When using video colab gets killed - Githubissues

Rudrabha / LipGAN

This repository contains the codes for LipGAN. LipGAN was published as a part of the paper titled "Towards Automatic Face-to-Face Translation".

http://cvit.iiit.ac.in/research/projects/cvit-projects/facetoface-translation

MIT License

578 stars 122 forks source link

When using video colab gets killed #26

Closed aretius closed 4 years ago

aretius commented 4 years ago

Hey @prajwalkr Thanks for sharing the codebase and models for such a wonderful project! Much appreciated I have successfully been able to replicate Use Case-2 (using image with lip sync) on both CPU & Google Colab.

However for Use Case 1 (using video with LipSync) Both my CPU and Google Colab quit the process since it consumes a lot of RAM. I have a short text about 75 Characters long. I have an input video of 30 seconds at 60 FPS. How do I end up using it here?

prajwalkr commented 4 years ago

You are trying to load 1800 frames (maybe even HD?) at once. You might need to modify the code to load on the fly and generate or split ur audio and video into several chunks and process them independently.

aretius commented 4 years ago

@prajwalkr Yes they are HD 🤣 Could you please point me in the right direction with the piece of code? Like what and how to change etc? That would be really helpful

prajwalkr commented 4 years ago

The existing code loads all the video frames, performs face detection on all of them, and yields batches of faces and audio segments. Instead of changing the code I would suggest you to write another script of your own that splits your big audio and video file into one-two second chunks and syncs them and generates one-two second videos and combines them later again. You can do this with FFMPEG and OpenCV.

aretius commented 4 years ago

Got it thanks! Also when trying the Use Case 1 is it possible to sync audio with the new video?

prajwalkr commented 4 years ago

Yes, the use case 1 is to perform lip-syncing on a video to match any new audio.

aretius commented 4 years ago

Sorry for not being clear! I mean once the resultant video is generated does it also have the new audio file(which we feed as input) embedded in it?

prajwalkr commented 4 years ago

Yes. It does. It is saved as result_voice.avi. The one without an audio overlay is saved as result.avi.

aretius commented 4 years ago

Great, thanks! So I reduced the frames to 30 and lower the resolution so the video file is now around ~5MB's and it seems to work. However, the output video is rotated by 90 degrees and so the lips are not aligned properly (my guess is it gets inputted as a rotated video). Any help on that?

prajwalkr commented 4 years ago

I do not think the LipGAN code rotates the video. Please inspect the video in OpenCV separately and check.

aretius commented 4 years ago

Yes figured that out, seems to be a problem with mobile videos. I tried to test it on a video I have - attached zip file. You can observe sometimes the video tearing result.zip The results you showcased were amazing! I was wondering if there are some tips on what type of videos (resolutions, fps, category etc) are best with the model?

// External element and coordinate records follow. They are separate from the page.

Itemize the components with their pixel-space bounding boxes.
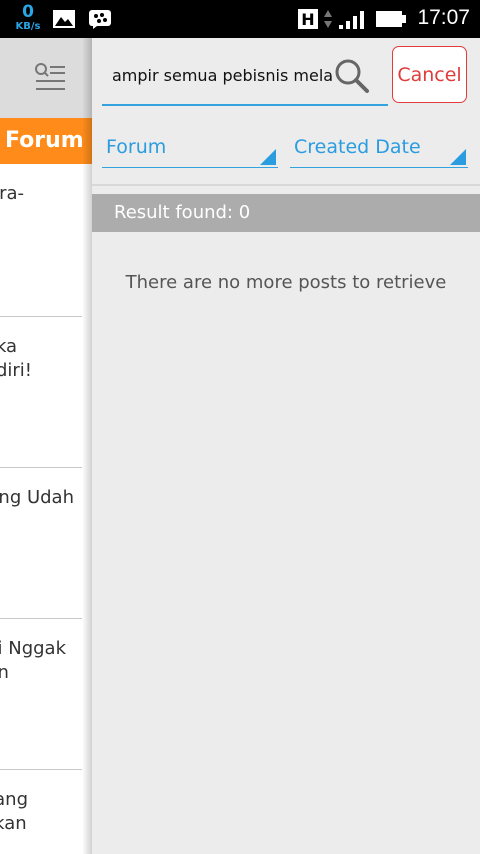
forum-filter-label: Forum [106,136,167,158]
forum-header-title: Forum R [5,128,92,153]
data-rate-unit: KB/s [15,21,41,32]
date-filter-dropdown[interactable]: Created Date [290,128,468,168]
search-input[interactable]: ampir semua pebisnis melalui c [112,66,332,85]
signal-strength-icon [338,8,366,34]
list-item-title: ang kan [0,789,28,834]
search-field[interactable]: ampir semua pebisnis melalui c [102,54,388,106]
divider [92,184,480,186]
battery-icon [376,9,408,33]
data-rate-value: 0 [22,2,34,22]
dropdown-arrow-icon [260,149,276,165]
list-item-title: ra- [0,183,24,204]
list-item[interactable]: i Nggak n [0,619,82,770]
search-list-icon[interactable] [34,62,66,96]
drawer-shadow [82,38,92,854]
filter-row: Forum Created Date [92,128,480,172]
search-icon[interactable] [334,58,370,98]
list-item-title: ang Udah [0,487,74,508]
data-activity-icon [322,8,334,34]
result-summary-bar: Result found: 0 [92,194,480,232]
list-item[interactable]: ka diri! [0,317,82,468]
forum-filter-dropdown[interactable]: Forum [102,128,278,168]
list-item[interactable]: ra- [0,164,82,317]
bbm-notification-icon [88,9,112,33]
image-notification-icon [52,9,76,33]
network-type-label: H [301,10,314,29]
search-panel: ampir semua pebisnis melalui c Cancel Fo… [92,38,480,854]
cancel-button[interactable]: Cancel [392,46,467,103]
forum-header-bar: Forum R [0,118,92,164]
empty-results-message: There are no more posts to retrieve [125,272,447,293]
dropdown-arrow-icon [450,149,466,165]
list-item-title: ka diri! [0,336,32,381]
date-filter-label: Created Date [294,136,421,158]
list-item[interactable]: ang kan [0,770,82,854]
background-toolbar [0,38,92,118]
data-rate-indicator: 0 KB/s [14,4,42,32]
clock: 17:07 [417,6,470,29]
hspa-network-icon: H [298,8,322,34]
list-item[interactable]: ang Udah [0,468,82,619]
result-count: Result found: 0 [114,202,251,223]
background-forum-panel: Forum R ra- ka diri! ang Udah i Nggak n … [0,38,92,854]
list-item-title: i Nggak n [0,638,66,683]
status-bar: 0 KB/s H 17:07 [0,0,480,38]
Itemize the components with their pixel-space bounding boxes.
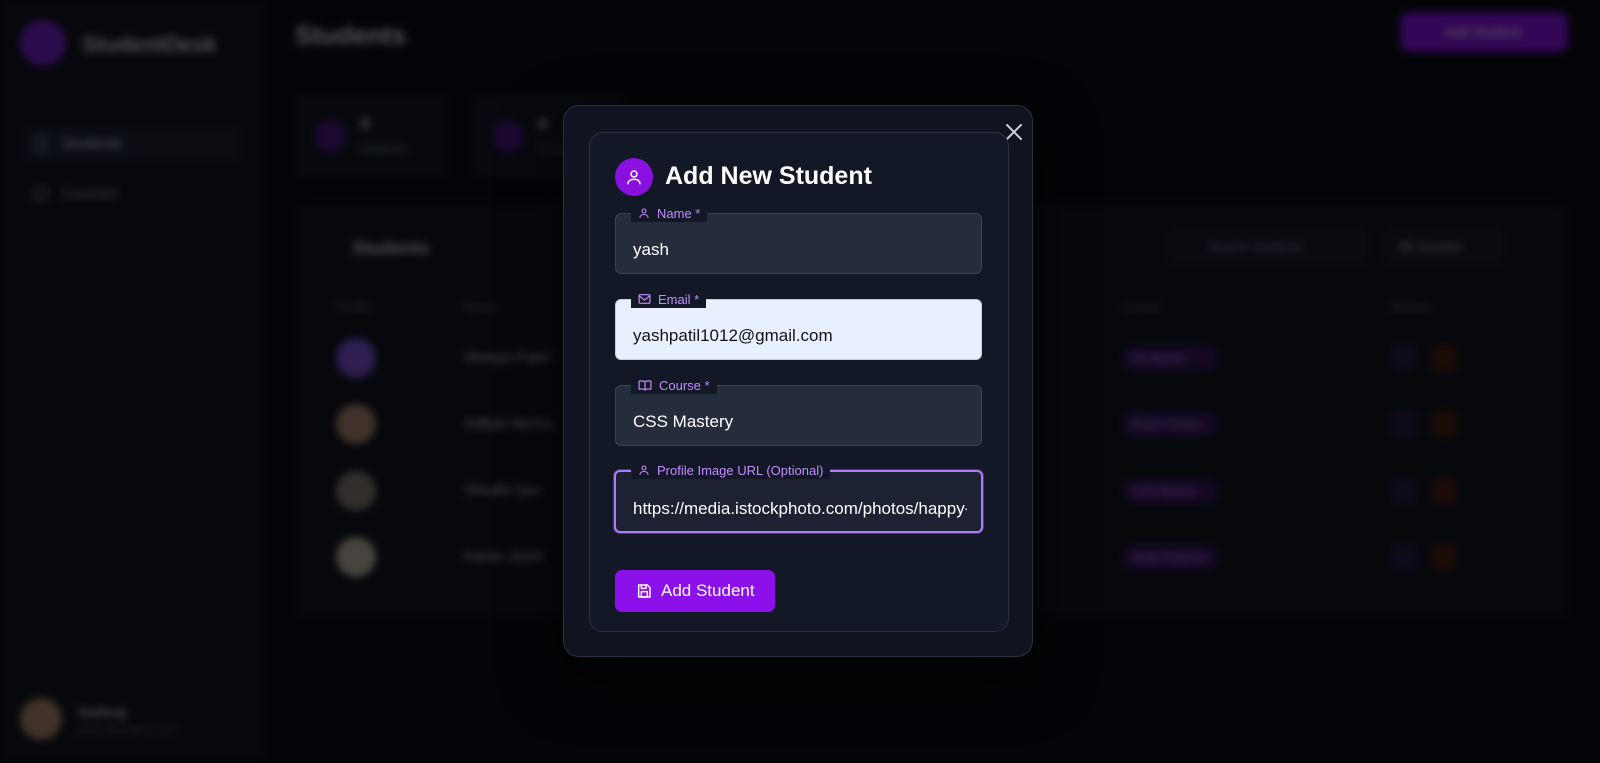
- book-icon: [638, 380, 652, 391]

prajwalkr commented 4 years ago

You can adjust the (lower) padding such that the face crop fully covers the face, including the chin area.

Refer this line for more info.

aretius commented 4 years ago

Hey @prajwalkr! Is it possible to highlight the face crop area at each frame so that I can debug it more successfully? Also does the face crop need to cover the full face or just the mouth area?

Rudrabha commented 4 years ago

This line contains the coordinates of the face. If you want you can draw a rectangle using OpenCV. The rectangle must be drawn on the variable f.

aretius commented 4 years ago

@Rudrabha @prajwalkr Hey guys, Thanks for the prompt replies - Much appreciated. I have attached an example that seems to be way out of sync. To provide more context -

I have used Google's TTS service. Use English Male Wavenet voice
The audio file stats in audio_hparams.py seem to be different from I supply like sampling_rate etc. Do you suggest to use some different TTS service, one which is similar to the training distribution? Or should I just change parameters in some files?
Do you have some suggestions on how to fix the model for such videos? Basically the speaker doesn't seem to pause at right moments (pauses are 1-2 seconds) and lipsync of words doesn't seem to be proper.

aretius commented 4 years ago

@prajwalkr Thanks for the info regarding "in the wild" with pauses videos. Just a small note regarding audio files, the audio_hparams.py doesn't match my intended audio file. Should I change the audio file to match the given parameters or just leave it as it is.

prajwalkr commented 4 years ago

It does not matter, as the code resamples all audio files to the same sampling rate etc.